There is magic in the pages of the novel. Let it transfix you. I have heard tell that a high school teacher or two has asked her class whether Jay Gatsby is a moral man. If you must answer such a question, the answer is neither yes nor no. You know why. "Morality" shifts back and forth during the decade of decadence within which Gatsby, Daisy, Jordan, Tom and Nick live. Morality, regardless of era, is a slippery concept. The carelessness of the Buchanans is juxtaposed against the earnestness (note: not carelessness) with which Gatsby goes about amassing his wealth. He does it to enter society. He does it with intensity. Gatsby becomes wealthy to recapture love, innocence and youth. Daisy and Tom are wealthy almost by accident. Although, it can be convincingly argued that Daisy becomes wealthy out of necessity. This reading would be in accordance with the image of woman succumbing to fragility that is a constant in the literature of Fitzgerald. That is not to say that Fitzgerald was misogynistic or sexist. Quite the contrary -- dealing with the erratic behaviors of his own wife, Zelda, he was in awe of, slightly afraid of, and constantly committed to protecting, the woman of fragile means. (I use "means" intentionally. Means refers to mental faculties, social domination, and poverty, all at once).

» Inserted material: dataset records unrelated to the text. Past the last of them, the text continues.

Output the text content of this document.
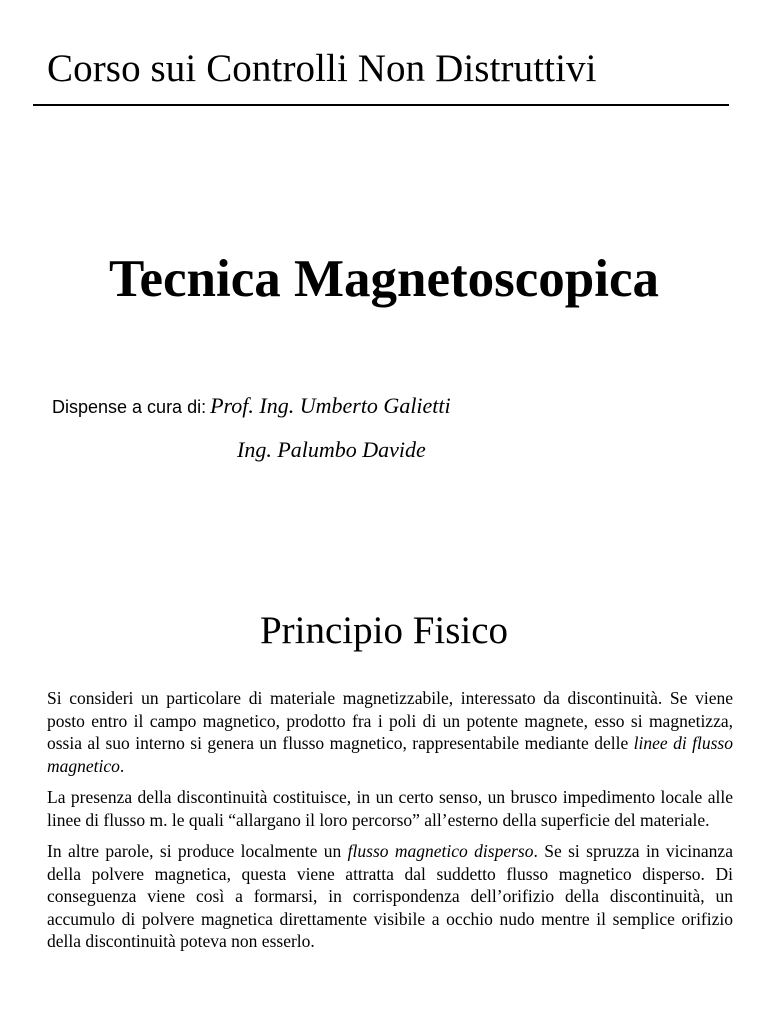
Corso sui Controlli Non Distruttivi
Tecnica Magnetoscopica
Dispense a cura di: Prof. Ing. Umberto Galietti
Ing. Palumbo Davide
Principio Fisico

Si consideri un particolare di materiale magnetizzabile, interessato da discontinuità. Se viene posto entro il campo magnetico, prodotto fra i poli di un potente magnete, esso si magnetizza, ossia al suo interno si genera un flusso magnetico, rappresentabile mediante delle linee di flusso magnetico.

La presenza della discontinuità costituisce, in un certo senso, un brusco impedimento locale alle linee di flusso m. le quali “allargano il loro percorso” all’esterno della superficie del materiale.

In altre parole, si produce localmente un flusso magnetico disperso. Se si spruzza in vicinanza della polvere magnetica, questa viene attratta dal suddetto flusso magnetico disperso. Di conseguenza viene così a formarsi, in corrispondenza dell’orifizio della discontinuità, un accumulo di polvere magnetica direttamente visibile a occhio nudo mentre il semplice orifizio della discontinuità poteva non esserlo.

And so what of Gatsby as an immoral Modernist? Although it is strongly suggested in the novel that Gatsby's wealth was acquired through illicit means gained through complicity with shady figures, such as Meyer Wolfsheim, we do not ever really get to specifically understand where Gatsby obtained all of his money. This is purposeful. It is purposeful because it attributes to the magic surrounding his image. It underlies the significance of his American way of following the Puritan work ethic, sprinkled with the conflicting American propensity for materialism and self absorption, in order to obtain a Benjamin Franklin plotted identity. To call Gatsby immoral is to say America is immoral. Of course, Fitzgerald does think America can be immoral. However, he does not think that it is the Gatsbys of the world who render it immoral. Rather, it is the desire to achieve thwarted by an opposing impulse of Americans to crush innocence in favor of self- fulfillment.

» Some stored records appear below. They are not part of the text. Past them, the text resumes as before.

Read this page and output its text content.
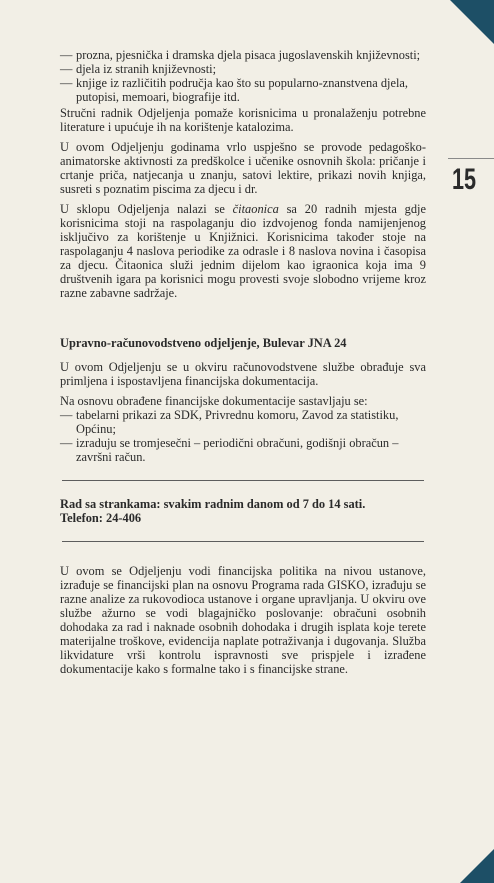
15
— prozna, pjesnička i dramska djela pisaca jugoslavenskih književnosti;
— djela iz stranih književnosti;
— knjige iz različitih područja kao što su popularno-znanstvena djela, putopisi, memoari, biografije itd.

Stručni radnik Odjeljenja pomaže korisnicima u pronalaženju potrebne literature i upućuje ih na korištenje katalozima.

U ovom Odjeljenju godinama vrlo uspješno se provode pedagoško-animatorske aktivnosti za predškolce i učenike osnovnih škola: pričanje i crtanje priča, natjecanja u znanju, satovi lektire, prikazi novih knjiga, susreti s poznatim piscima za djecu i dr.

U sklopu Odjeljenja nalazi se čitaonica sa 20 radnih mjesta gdje korisnicima stoji na raspolaganju dio izdvojenog fonda namijenjenog isključivo za korištenje u Knjižnici. Korisnicima također stoje na raspolaganju 4 naslova periodike za odrasle i 8 naslova novina i časopisa za djecu. Čitaonica služi jednim dijelom kao igraonica koja ima 9 društvenih igara pa korisnici mogu provesti svoje slobodno vrijeme kroz razne zabavne sadržaje.

Upravno-računovodstveno odjeljenje, Bulevar JNA 24

U ovom Odjeljenju se u okviru računovodstvene službe obrađuje sva primljena i ispostavljena financijska dokumentacija.

Na osnovu obrađene financijske dokumentacije sastavljaju se:

— tabelarni prikazi za SDK, Privrednu komoru, Zavod za statistiku, Općinu;
— izraduju se tromjesečni – periodični obračuni, godišnji obračun – završni račun.

Rad sa strankama: svakim radnim danom od 7 do 14 sati.

Telefon: 24-406

U ovom se Odjeljenju vodi financijska politika na nivou ustanove, izrađuje se financijski plan na osnovu Programa rada GISKO, izrađuju se razne analize za rukovodioca ustanove i organe upravljanja. U okviru ove službe ažurno se vodi blagajničko poslovanje: obračuni osobnih dohodaka za rad i naknade osobnih dohodaka i drugih isplata koje terete materijalne troškove, evidencija naplate potraživanja i dugovanja. Služba likvidature vrši kontrolu ispravnosti sve prispjele i izrađene dokumentacije kako s formalne tako i s financijske strane.
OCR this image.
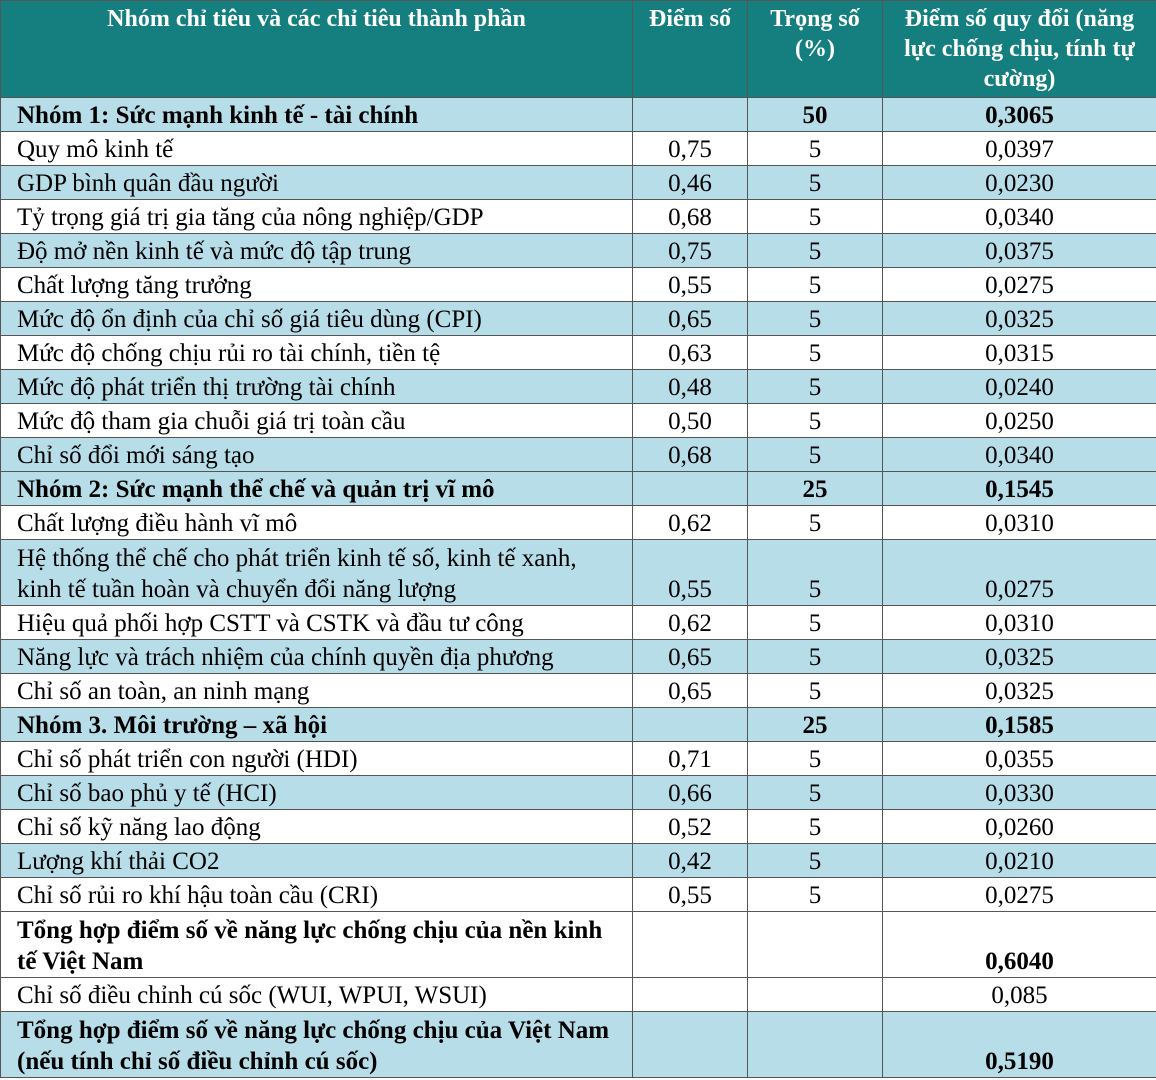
Nhóm chỉ tiêu và các chỉ tiêu thành phần	Điểm số	Trọng số (%)	Điểm số quy đổi (năng lực chống chịu, tính tự cường)
Nhóm 1: Sức mạnh kinh tế - tài chính		50	0,3065
Quy mô kinh tế	0,75	5	0,0397
GDP bình quân đầu người	0,46	5	0,0230
Tỷ trọng giá trị gia tăng của nông nghiệp/GDP	0,68	5	0,0340
Độ mở nền kinh tế và mức độ tập trung	0,75	5	0,0375
Chất lượng tăng trưởng	0,55	5	0,0275
Mức độ ổn định của chỉ số giá tiêu dùng (CPI)	0,65	5	0,0325
Mức độ chống chịu rủi ro tài chính, tiền tệ	0,63	5	0,0315
Mức độ phát triển thị trường tài chính	0,48	5	0,0240
Mức độ tham gia chuỗi giá trị toàn cầu	0,50	5	0,0250
Chỉ số đổi mới sáng tạo	0,68	5	0,0340
Nhóm 2: Sức mạnh thể chế và quản trị vĩ mô		25	0,1545
Chất lượng điều hành vĩ mô	0,62	5	0,0310
Hệ thống thể chế cho phát triển kinh tế số, kinh tế xanh, kinh tế tuần hoàn và chuyển đổi năng lượng	0,55	5	0,0275
Hiệu quả phối hợp CSTT và CSTK và đầu tư công	0,62	5	0,0310
Năng lực và trách nhiệm của chính quyền địa phương	0,65	5	0,0325
Chỉ số an toàn, an ninh mạng	0,65	5	0,0325
Nhóm 3. Môi trường – xã hội		25	0,1585
Chỉ số phát triển con người (HDI)	0,71	5	0,0355
Chỉ số bao phủ y tế (HCI)	0,66	5	0,0330
Chỉ số kỹ năng lao động	0,52	5	0,0260
Lượng khí thải CO2	0,42	5	0,0210
Chỉ số rủi ro khí hậu toàn cầu (CRI)	0,55	5	0,0275
Tổng hợp điểm số về năng lực chống chịu của nền kinh tế Việt Nam			0,6040
Chỉ số điều chỉnh cú sốc (WUI, WPUI, WSUI)			0,085
Tổng hợp điểm số về năng lực chống chịu của Việt Nam (nếu tính chỉ số điều chỉnh cú sốc)			0,5190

There is no way for Gatsby to ever attain the status of Daisy and Tom. They are old money. They play by different rules. The game is, in fact, rigged in their favor from the start. Gatsby does not understand this. He proceeds from the proposition that he can succeed. He can achieve whatever he desires through hard work and dedication. Perhaps, he can achieve his desires by playing the system the way all of the players seem to be playing it. That is, with numbered cards.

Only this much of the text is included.